|FrightFest Review: Final Destination 5|
|Written by Ivan Radford|
|Thursday, 25 August 2011 08:27|
Director: Steven Quale
There's nothing quite like waiting for a horrifically drawn-out death to unfold. The introduction of the key props. The gas cooker. The staple gun. The unfortunately misplaced meat cleaver. The unwitting victim walking into the middle of the death trap. The ironic comment as they slip on the unseen puddle of water...
There's nothing like it. It's why people love the long-running series of Casualty. And Final Destination 5? It's like watching the opening of Casualty on repeat for 90 minutes. And then some.
Some will be sick of the same-old formula in the franchise's fourth sequel. They're fools. The secret of Final Destination is that its set-up is so simple that any time spent on exposition can be replaced with something more worthwhile. Like even more horrifically drawn-out deaths.

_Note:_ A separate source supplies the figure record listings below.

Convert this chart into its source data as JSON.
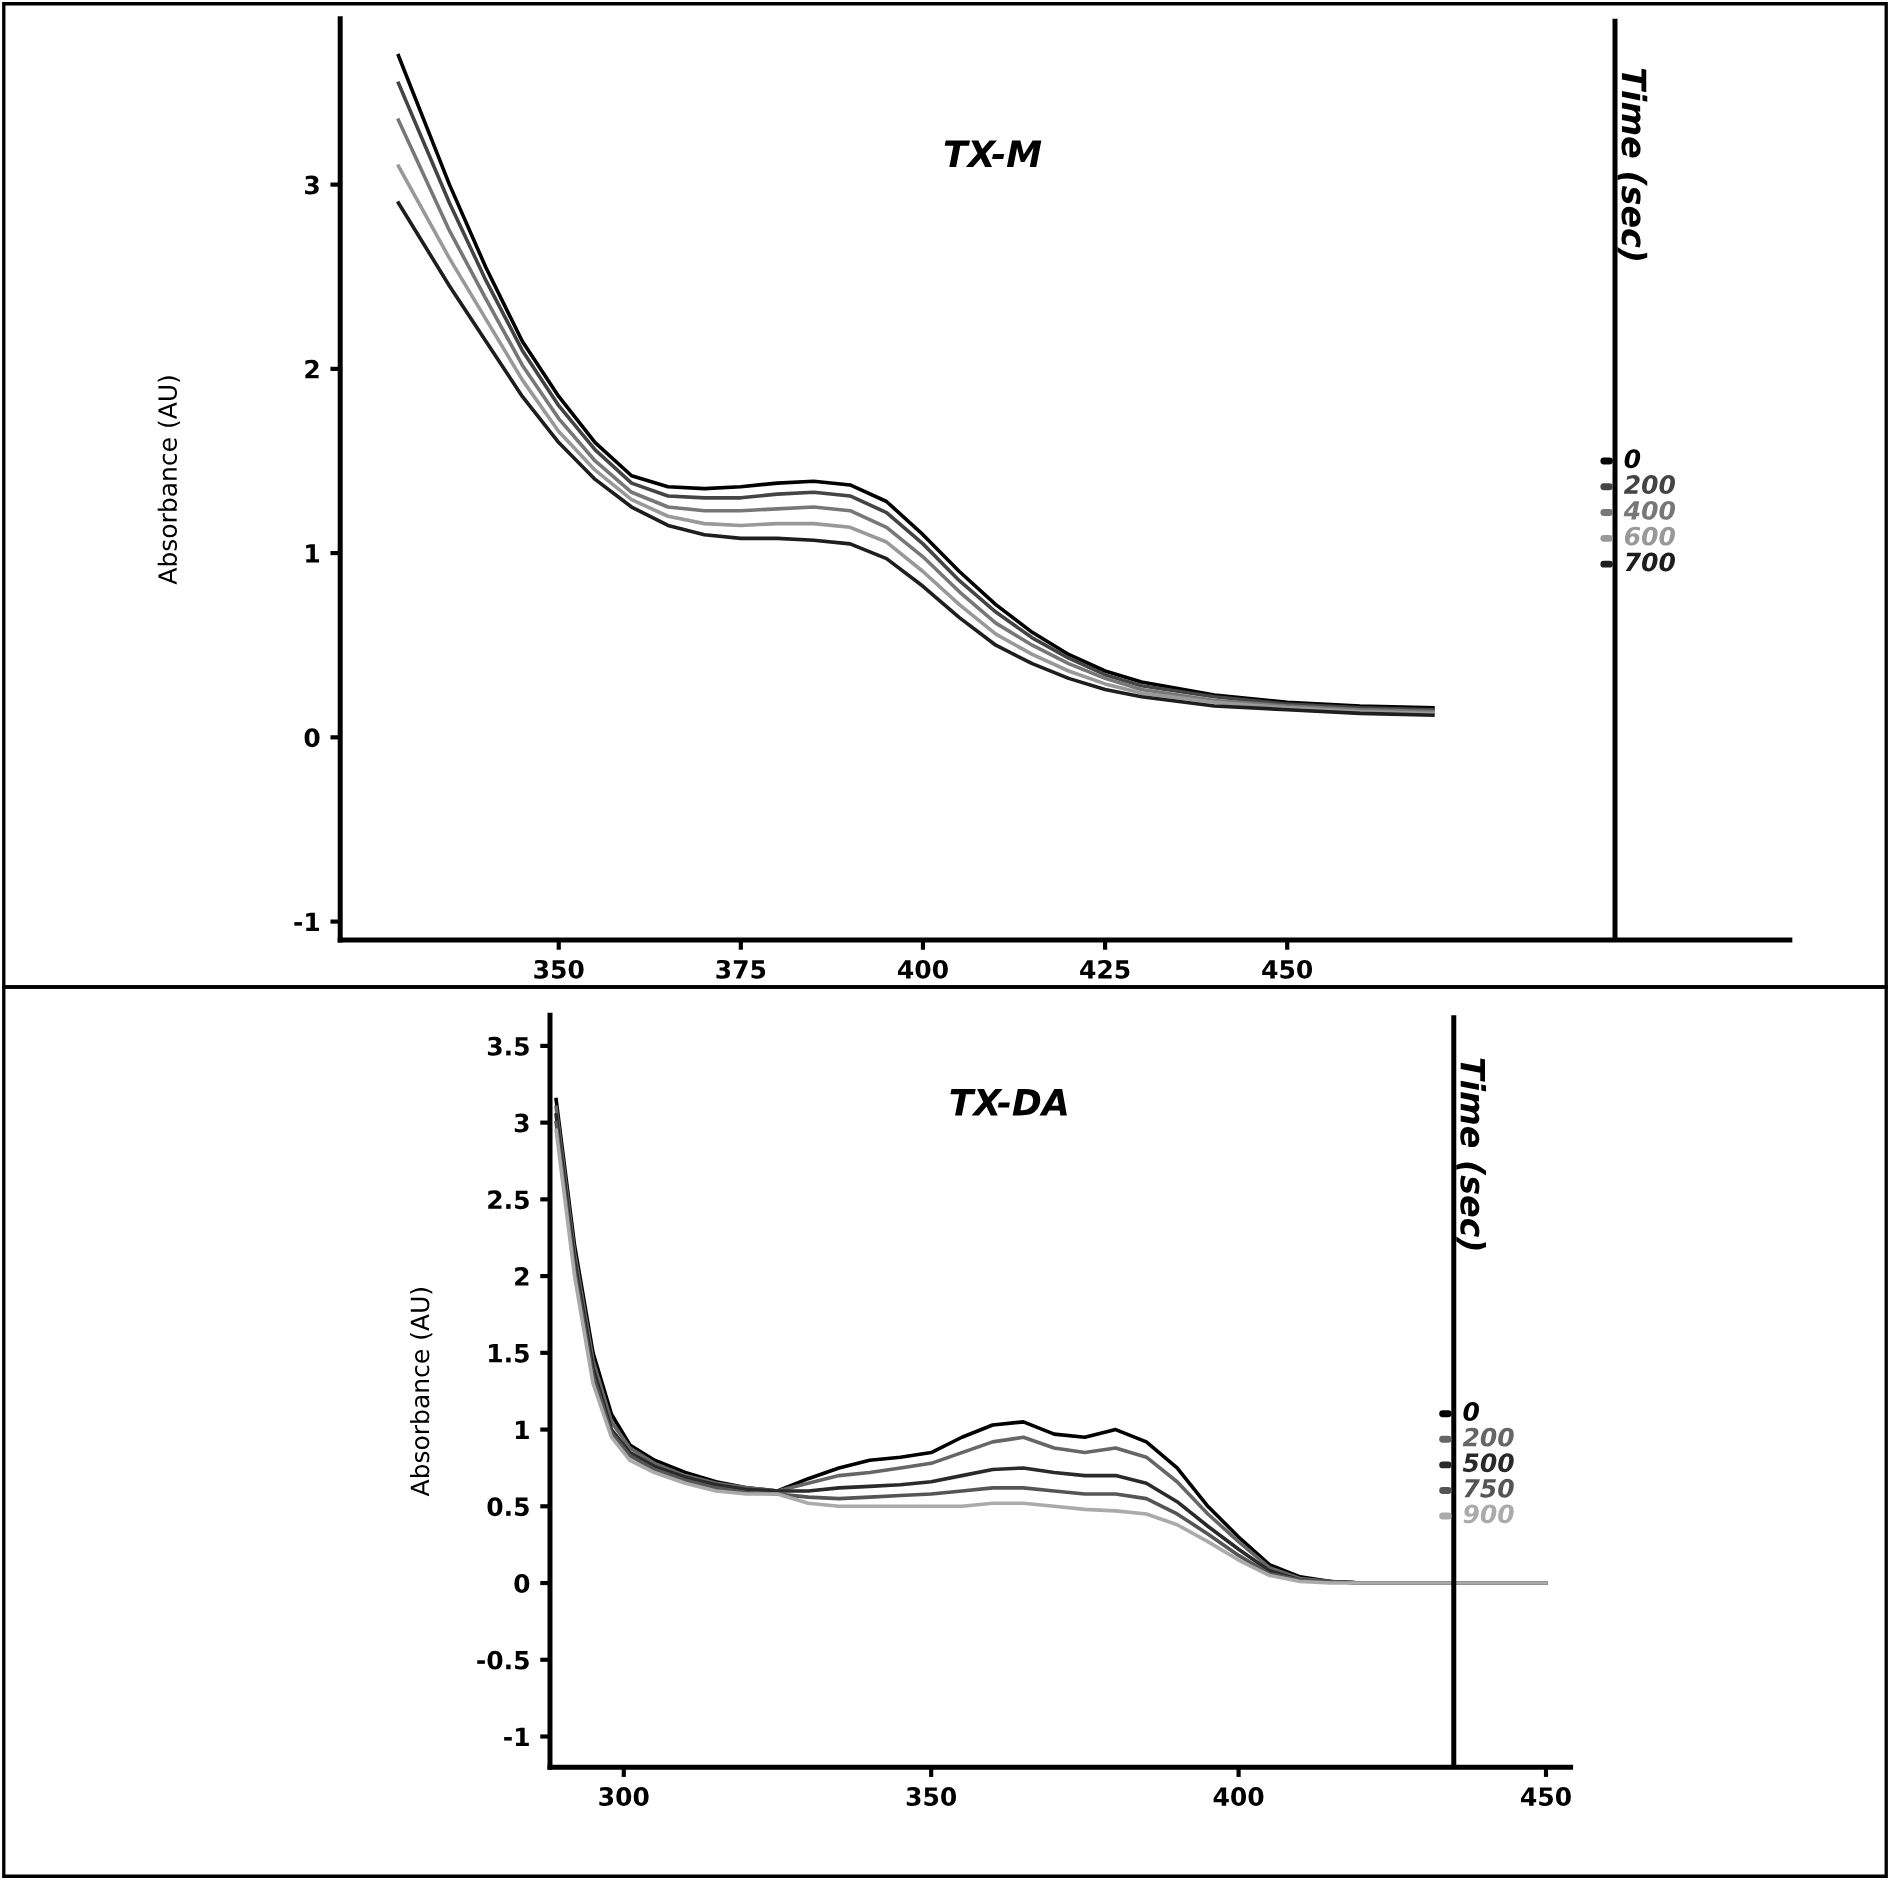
{
  "chart_data": [
    {
      "type": "line",
      "title": "TX-M",
      "ylabel": "Absorbance (AU)",
      "x": [
        328,
        335,
        340,
        345,
        350,
        355,
        360,
        365,
        370,
        375,
        380,
        385,
        390,
        395,
        400,
        405,
        410,
        415,
        420,
        425,
        430,
        440,
        450,
        460,
        470
      ],
      "series": [
        {
          "name": "0",
          "color": "#000000",
          "values": [
            3.7,
            3.0,
            2.55,
            2.15,
            1.85,
            1.6,
            1.42,
            1.36,
            1.35,
            1.36,
            1.38,
            1.39,
            1.37,
            1.28,
            1.1,
            0.9,
            0.72,
            0.57,
            0.45,
            0.36,
            0.3,
            0.23,
            0.19,
            0.17,
            0.16
          ]
        },
        {
          "name": "200",
          "color": "#444444",
          "values": [
            3.55,
            2.9,
            2.48,
            2.1,
            1.8,
            1.56,
            1.38,
            1.31,
            1.3,
            1.3,
            1.32,
            1.33,
            1.31,
            1.22,
            1.05,
            0.85,
            0.68,
            0.54,
            0.43,
            0.34,
            0.28,
            0.22,
            0.18,
            0.16,
            0.15
          ]
        },
        {
          "name": "400",
          "color": "#777777",
          "values": [
            3.35,
            2.75,
            2.38,
            2.02,
            1.73,
            1.5,
            1.33,
            1.25,
            1.23,
            1.23,
            1.24,
            1.25,
            1.23,
            1.14,
            0.98,
            0.79,
            0.62,
            0.5,
            0.4,
            0.32,
            0.26,
            0.2,
            0.17,
            0.15,
            0.14
          ]
        },
        {
          "name": "600",
          "color": "#999999",
          "values": [
            3.1,
            2.6,
            2.27,
            1.94,
            1.66,
            1.45,
            1.29,
            1.2,
            1.16,
            1.15,
            1.16,
            1.16,
            1.14,
            1.06,
            0.9,
            0.72,
            0.56,
            0.45,
            0.36,
            0.29,
            0.24,
            0.19,
            0.16,
            0.14,
            0.13
          ]
        },
        {
          "name": "700",
          "color": "#1e1e1e",
          "values": [
            2.9,
            2.45,
            2.15,
            1.85,
            1.6,
            1.4,
            1.25,
            1.15,
            1.1,
            1.08,
            1.08,
            1.07,
            1.05,
            0.97,
            0.82,
            0.65,
            0.5,
            0.4,
            0.32,
            0.26,
            0.22,
            0.17,
            0.15,
            0.13,
            0.12
          ]
        }
      ],
      "xlim": [
        320,
        519
      ],
      "ylim": [
        -1.1,
        3.9
      ],
      "xticks": [
        350,
        375,
        400,
        425,
        450
      ],
      "yticks": [
        -1,
        0,
        1,
        2,
        3
      ],
      "ref_lines": [
        {
          "axis": "x",
          "value": 495,
          "label": "Time (sec)"
        }
      ],
      "line_style": "solid",
      "legend": "right"
    },
    {
      "type": "line",
      "title": "TX-DA",
      "ylabel": "Absorbance (AU)",
      "x": [
        289,
        292,
        295,
        298,
        301,
        305,
        310,
        315,
        320,
        325,
        330,
        335,
        340,
        345,
        350,
        355,
        360,
        365,
        370,
        375,
        380,
        385,
        390,
        395,
        400,
        405,
        410,
        415,
        420,
        430,
        440,
        450
      ],
      "series": [
        {
          "name": "0",
          "color": "#000000",
          "values": [
            3.15,
            2.2,
            1.5,
            1.1,
            0.9,
            0.8,
            0.72,
            0.66,
            0.62,
            0.6,
            0.68,
            0.75,
            0.8,
            0.82,
            0.85,
            0.95,
            1.03,
            1.05,
            0.97,
            0.95,
            1.0,
            0.92,
            0.75,
            0.5,
            0.3,
            0.12,
            0.04,
            0.01,
            0,
            0,
            0,
            0
          ]
        },
        {
          "name": "200",
          "color": "#666666",
          "values": [
            3.1,
            2.15,
            1.45,
            1.05,
            0.88,
            0.78,
            0.7,
            0.65,
            0.62,
            0.6,
            0.65,
            0.7,
            0.72,
            0.75,
            0.78,
            0.85,
            0.92,
            0.95,
            0.88,
            0.85,
            0.88,
            0.82,
            0.66,
            0.45,
            0.27,
            0.1,
            0.03,
            0.01,
            0,
            0,
            0,
            0
          ]
        },
        {
          "name": "500",
          "color": "#2a2a2a",
          "values": [
            3.05,
            2.1,
            1.4,
            1.0,
            0.85,
            0.76,
            0.69,
            0.64,
            0.61,
            0.6,
            0.6,
            0.62,
            0.63,
            0.64,
            0.66,
            0.7,
            0.74,
            0.75,
            0.72,
            0.7,
            0.7,
            0.65,
            0.53,
            0.37,
            0.22,
            0.08,
            0.02,
            0.01,
            0,
            0,
            0,
            0
          ]
        },
        {
          "name": "750",
          "color": "#555555",
          "values": [
            3.0,
            2.05,
            1.35,
            0.98,
            0.83,
            0.74,
            0.67,
            0.62,
            0.59,
            0.58,
            0.56,
            0.55,
            0.56,
            0.57,
            0.58,
            0.6,
            0.62,
            0.62,
            0.6,
            0.58,
            0.58,
            0.55,
            0.45,
            0.32,
            0.18,
            0.06,
            0.02,
            0.01,
            0,
            0,
            0,
            0
          ]
        },
        {
          "name": "900",
          "color": "#aaaaaa",
          "values": [
            2.95,
            2.0,
            1.3,
            0.95,
            0.8,
            0.72,
            0.65,
            0.6,
            0.58,
            0.58,
            0.52,
            0.5,
            0.5,
            0.5,
            0.5,
            0.5,
            0.52,
            0.52,
            0.5,
            0.48,
            0.47,
            0.45,
            0.38,
            0.27,
            0.15,
            0.05,
            0.01,
            0,
            0,
            0,
            0,
            0
          ]
        }
      ],
      "xlim": [
        288,
        454
      ],
      "ylim": [
        -1.2,
        3.7
      ],
      "xticks": [
        300,
        350,
        400,
        450
      ],
      "yticks": [
        -1,
        -0.5,
        0,
        0.5,
        1,
        1.5,
        2,
        2.5,
        3,
        3.5
      ],
      "ref_lines": [
        {
          "axis": "x",
          "value": 435,
          "label": "Time (sec)"
        }
      ],
      "line_style": "solid",
      "legend": "right"
    }
  ]
}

And boy do those deaths know how to dead people. From an anatomically dubious gymnastics accident to a carefully positioned boat under a bridge, director Steven Quale takes a disturbing amount of pleasure from building up to each final blood-splattered dispatch. It's a blunt, messy full stop that gets applause from an audience every time. Even the 3D is amusingly naff, particularly during the credits - 3D should only be allowed for Werner Herzog cave documentaries and Final Destination sequels.
Of course, there's no point reciting character names, but the cast is at least more familiar this time round - Emma Bell, Miles Fisher, and Nicholas D'Agosto acquit thenselves well, while David Koechner provides a fair amount of inappropriate comic relief. The ensemble isn't emotionally engaging but they all make for great meat bags.
What's striking is how clever Final Destination 5 is when playing with its bags of meat. Where the last film was trashy with its post-modern set piece in an exploding cinema, the self-aware streak here leads to a neat twist upon the original system. None of that life-beats-death malarkey from Final Destination 2. Here, death is death. And only that creepy black dude (Tony Todd) from the first film can tell you otherwise.
The result is a tense piece of drivel that relies not only upon the looming destruction for its suspense (one scene at an eye doctor's is excruciating) but also on the interaction between characters. It leads to a surprisingly mature (but satisfyingly dumb) final act and an inspired ending, which should please fans hoping for a more original form of popcorn fodder. For everyone else, there's always Casualty.
Final Destination 5 finds its form in a gory marriage of blood and brains. The best of the series? Yeah, go on then.